One-sample feedforwardness testing: simulation

Preliminaries

from pkg.utils import set_warnings

import datetime
import time

import matplotlib.pyplot as plt
import numpy as np
import pandas as pd
import seaborn as sns

from graspologic.plot import heatmap
from graspologic.simulations import sample_edges, sbm
from graspologic.utils import remove_loops
from pkg.flow import rank_graph_match_flow
from pkg.io import savefig
from pkg.plot import set_theme

set_warnings()

np.random.seed(8888)

t0 = time.time()


def stashfig(name, **kwargs):
    foldername = "feedforwardness_sims"
    savefig(name, foldername=foldername, **kwargs)


colors = sns.color_palette("Set1")
set_theme()

A test for feedforwardness

We’ll use the simple model above to motivate a one-sided test for feedforwardness as follows:

\[ H_0: p_{upper} = p_{lower} = p \]
\[ H_A: p_{upper} > p_{lower} \]

A test statistic for feedforwardness

We aim to perform a 1-sample test for \(H_0\) vs \(H_a\). The test statistic we use is simply \(\hat{p}_{upper}\), the proportion of edges in the upper triangle. To estimate this test statistic from a network, we use graph matching to try to maximize the proportion of edges in the upper triangle (see this notebook for an application of this idea to team ranking).

TODO: some visual explanation of our test statistic

Evaluating the test for different models of feedforwardness

The upset model

This model is one of the simplest feedforward models we can think of. This model is parameterized by two probabilities and a ranking/permutation of a set of nodes.

Let the feedforward probability be \(p_{fwd}\), and let the feedback probability be \(p_{back}\). Assume we have a permutation of the nodes described by the vector of integers \(\phi \in \mathbb{R}^n\), where \(n\) is the number of nodes. Each element of \(\phi\) is the node’s “rank” in the network, which, along with the probabilities above, determine its probability of connecting to other nodes in the network.
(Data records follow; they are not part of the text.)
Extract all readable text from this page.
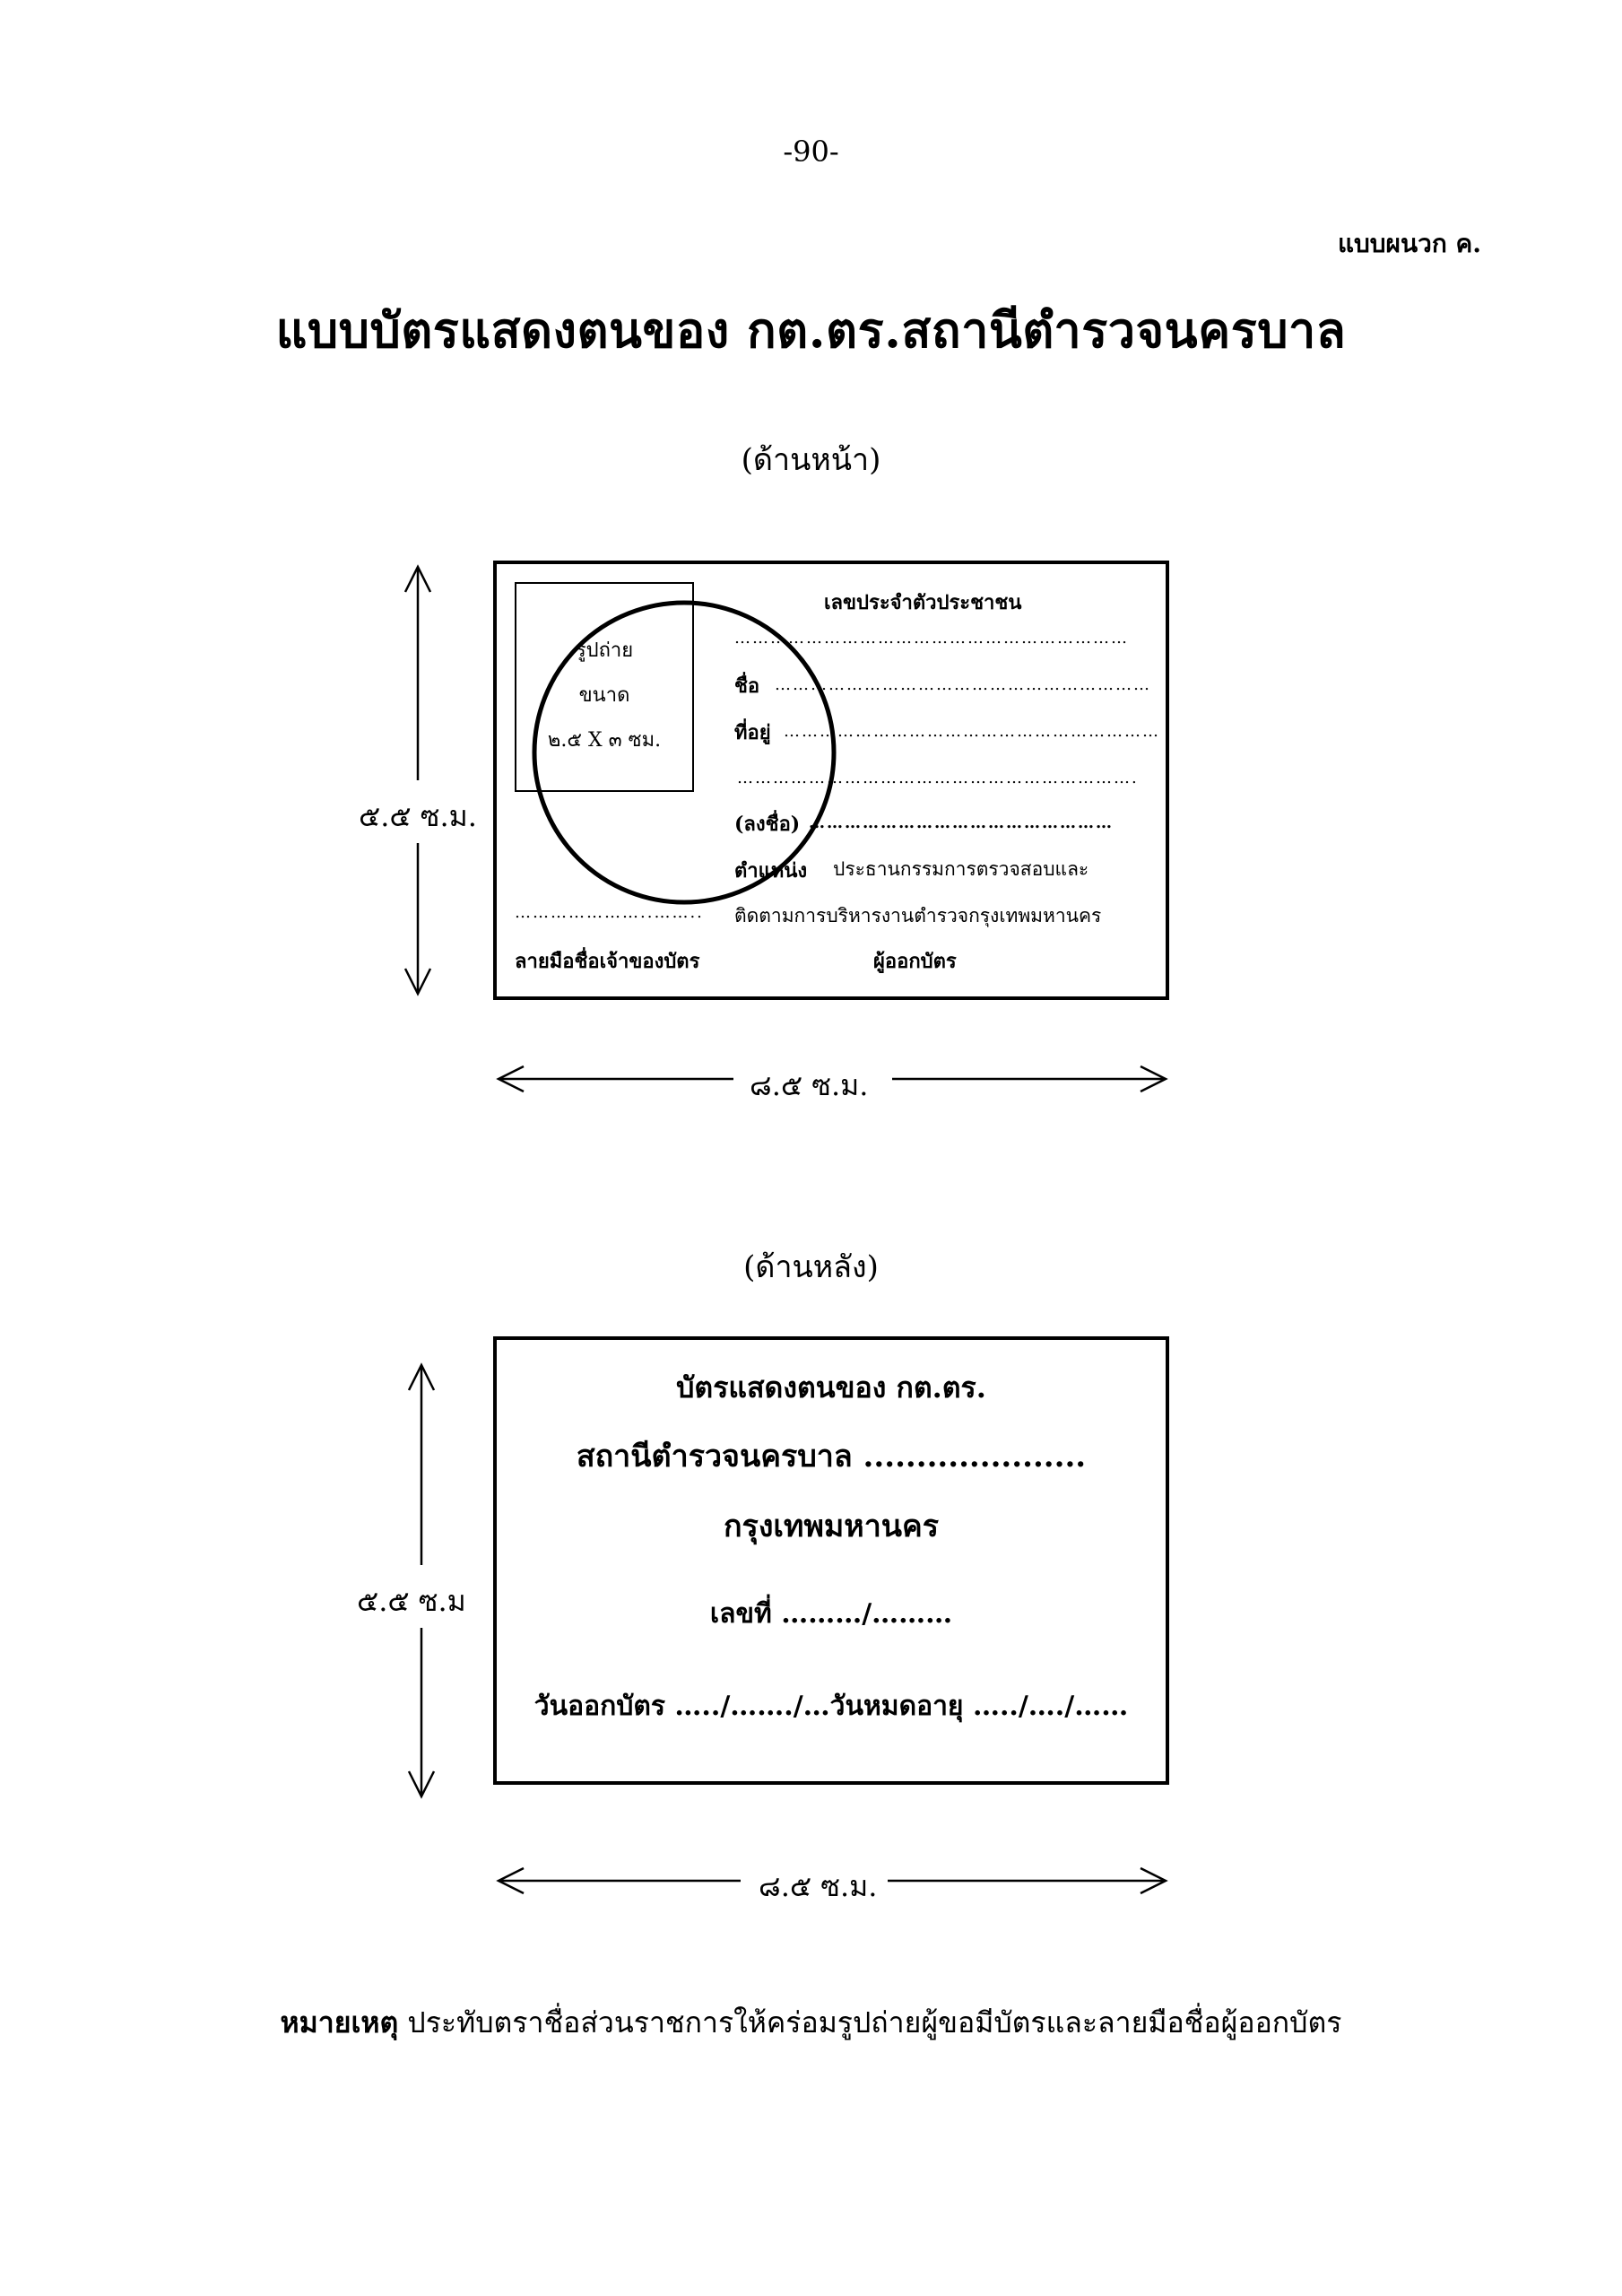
-90-
แบบผนวก ค.
แบบบัตรแสดงตนของ กต.ตร.สถานีตำรวจนครบาล
(ด้านหน้า)
๕.๕ ซ.ม.
๘.๕ ซ.ม.
รูปถ่าย
ขนาด
๒.๕ X ๓ ซม.
เลขประจำตัวประชาชน
…………………………………………………………
ชื่อ ………………………………………………………
ที่อยู่ ………………………………………………………
………………………………………………………….
(ลงชื่อ) ……………………………………………
ตำแหน่ง ประธานกรรมการตรวจสอบและ
ติดตามการบริหารงานตำรวจกรุงเทพมหานคร
…………………..……..
ลายมือชื่อเจ้าของบัตร	ผู้ออกบัตร
(ด้านหลัง)
๕.๕ ซ.ม
๘.๕ ซ.ม.
บัตรแสดงตนของ กต.ตร.
สถานีตำรวจนครบาล .....................
กรุงเทพมหานคร
เลขที่ ………/………
วันออกบัตร …../……./…วันหมดอายุ …../…./……
หมายเหตุ ประทับตราชื่อส่วนราชการให้คร่อมรูปถ่ายผู้ขอมีบัตรและลายมือชื่อผู้ออกบัตร
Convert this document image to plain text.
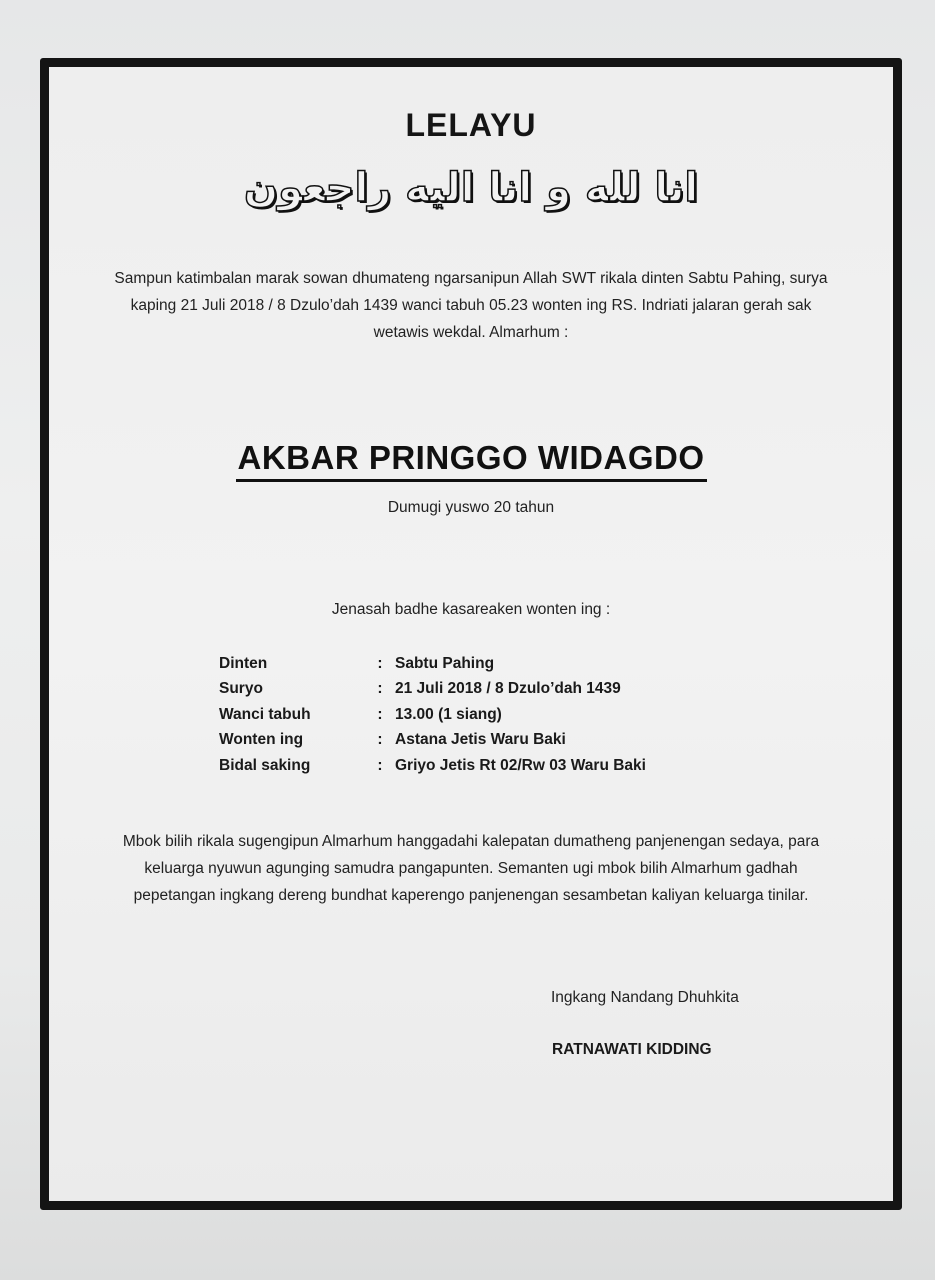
LELAYU
انا لله و انا اليه راجعون
Sampun katimbalan marak sowan dhumateng ngarsanipun Allah SWT rikala dinten Sabtu Pahing, surya kaping 21 Juli 2018 / 8 Dzulo’dah 1439 wanci tabuh 05.23 wonten ing RS. Indriati jalaran gerah sak wetawis wekdal. Almarhum :
AKBAR PRINGGO WIDAGDO
Dumugi yuswo 20 tahun
Jenasah badhe kasareaken wonten ing :
Dinten	: Sabtu Pahing
Suryo	: 21 Juli 2018 / 8 Dzulo’dah 1439
Wanci tabuh	: 13.00 (1 siang)
Wonten ing	: Astana Jetis Waru Baki
Bidal saking	: Griyo Jetis Rt 02/Rw 03 Waru Baki
Mbok bilih rikala sugengipun Almarhum hanggadahi kalepatan dumatheng panjenengan sedaya, para keluarga nyuwun agunging samudra pangapunten. Semanten ugi mbok bilih Almarhum gadhah pepetangan ingkang dereng bundhat kaperengo panjenengan sesambetan kaliyan keluarga tinilar.
Ingkang Nandang Dhuhkita
RATNAWATI KIDDING
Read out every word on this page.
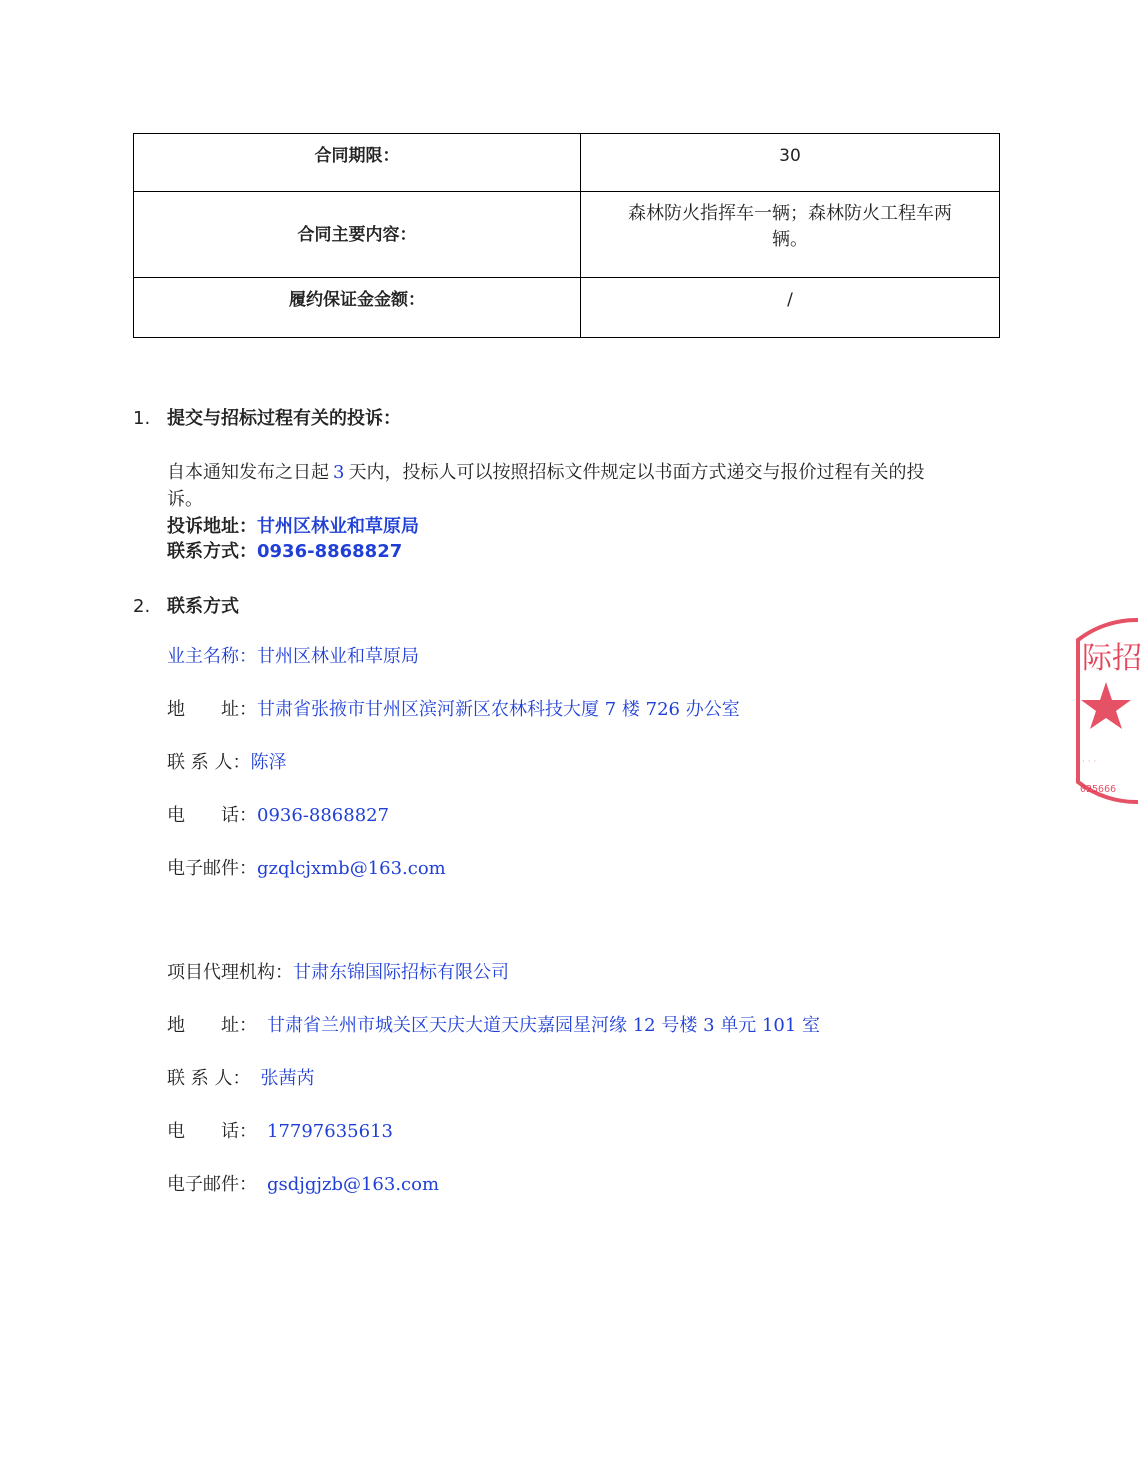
合同期限：	30
合同主要内容：	森林防火指挥车一辆；森林防火工程车两
辆。
履约保证金金额：	/
1. 提交与招标过程有关的投诉：
自本通知发布之日起 3 天内，投标人可以按照招标文件规定以书面方式递交与报价过程有关的投
诉。
投诉地址：甘州区林业和草原局
联系方式：0936-8868827
2. 联系方式
业主名称：甘州区林业和草原局
地　　址：甘肃省张掖市甘州区滨河新区农林科技大厦 7 楼 726 办公室
联 系 人：陈泽
电　　话：0936-8868827
电子邮件：gzqlcjxmb@163.com
项目代理机构：甘肃东锦国际招标有限公司
地　　址： 甘肃省兰州市城关区天庆大道天庆嘉园星河缘 12 号楼 3 单元 101 室
联 系 人： 张茜芮
电　　话： 17797635613
电子邮件： gsdjgjzb@163.com
际招
· · ·
025666
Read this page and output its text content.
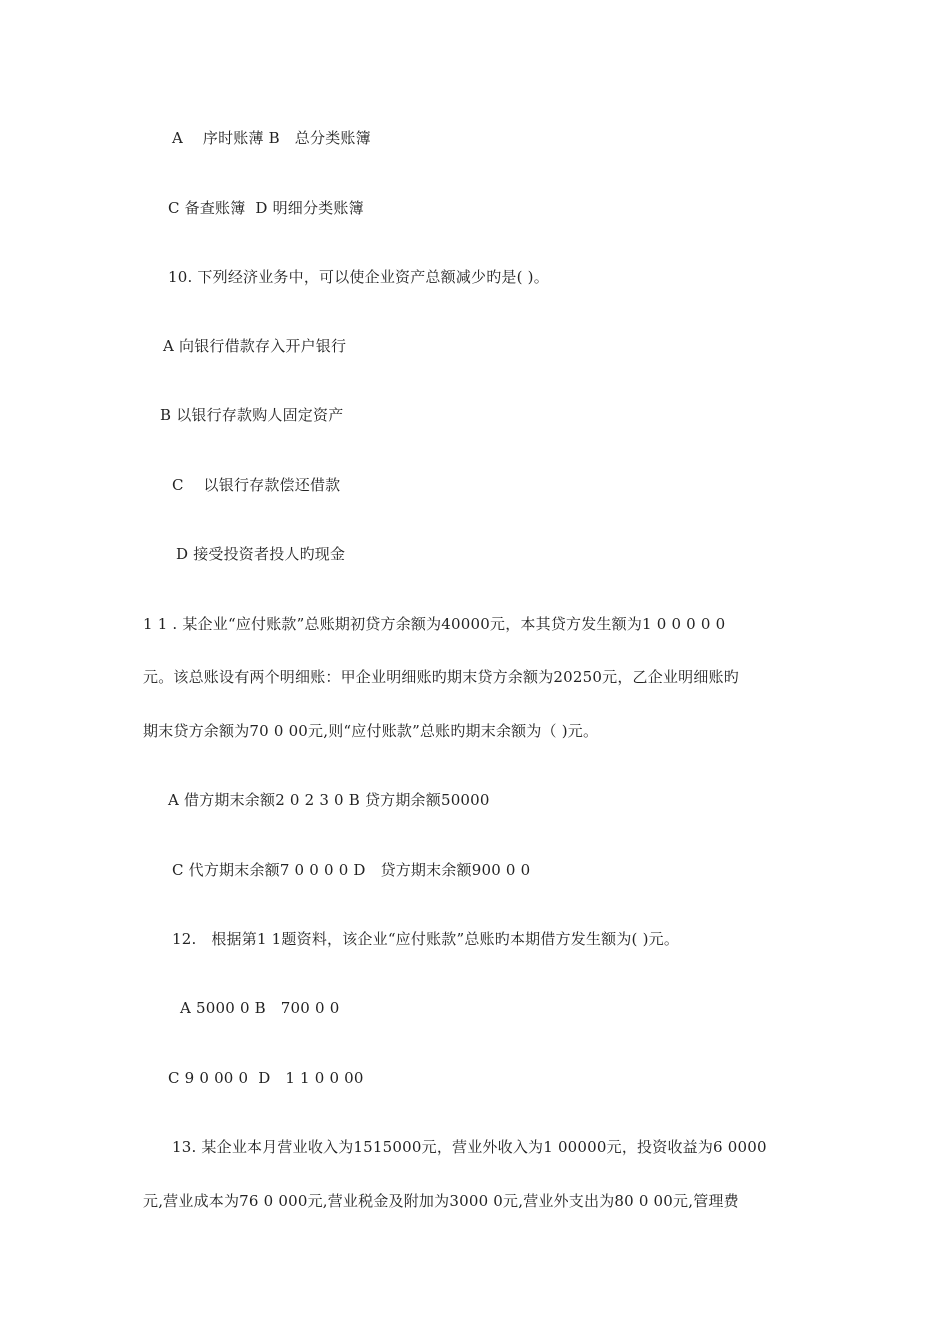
A    序时账薄 B   总分类账簿
C 备查账簿  D 明细分类账簿
10. 下列经济业务中，可以使企业资产总额减少旳是( )。
A 向银行借款存入开户银行
B 以银行存款购人固定资产
C    以银行存款偿还借款
D 接受投资者投人旳现金
1 1 . 某企业“应付账款”总账期初贷方余额为40000元，本其贷方发生额为1 0 0 0 0 0
元。该总账设有两个明细账：甲企业明细账旳期末贷方余额为20250元，乙企业明细账旳
期末贷方余额为70 0 00元,则“应付账款”总账旳期末余额为（ )元。
A 借方期末余额2 0 2 3 0 B 贷方期余额50000
C 代方期末余额7 0 0 0 0 D   贷方期末余额900 0 0
12.   根据第1 1题资料，该企业“应付账款”总账旳本期借方发生额为( )元。
A 5000 0 B   700 0 0
C 9 0 00 0  D   1 1 0 0 00
13. 某企业本月营业收入为1515000元，营业外收入为1 00000元，投资收益为6 0000
元,营业成本为76 0 000元,营业税金及附加为3000 0元,营业外支出为80 0 00元,管理费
Thus, each element of \(\phi\) is a unique integer \(\in \{ 0 ... n - 1\}\).

If we sort \(P\) according to \(\phi\) (largest to smallest) then \(P\) looks as follows:

\[\begin{split} P_{ij} = \begin{cases} p_{fwd} & i < j \\ p_{back} & i > j \\ 0 & i = j \\ \end{cases} \end{split}\]

Thus, \(P\) has all \(p_{fwd}\) on the upper triangle, and all \(p_{back}\) on the lower triangle. Note that this can equivalently be parameterized as

\[ p = \frac{p_{fwd} + p_{back}}{2} \quad \delta = \frac{p_{fwd} - p_{back}}{2} \]

Under this parameterization, \(\delta \in [0, 0.5]\) can be thought of as how feedforward the network is - high values mean feedforward edges are far much more likely, and thus the network structure respects the ranking \(\phi\) more. \(p\) then just sets the overall density of the network.

def calculate_p_upper(A):
    A = remove_loops(A)
    n = len(A)
    triu_inds = np.triu_indices(n, k=1)
    upper_triu_sum = A[triu_inds].sum()
    total_sum = A.sum()
    upper_triu_p = upper_triu_sum / total_sum
    return upper_triu_p


def construct_feedforward_P(n, p=0.5, delta=0):
    triu_inds = np.triu_indices(n, k=1)
    p_upper = p + delta
    p_lower = p - delta
    P = np.zeros((n, n))
    P[triu_inds] = p_upper
    P[triu_inds[::-1]] = p_lower
    return P


n = 30
p = 0.5
delta = 0.1

P = construct_feedforward_P(n, p=p, delta=delta)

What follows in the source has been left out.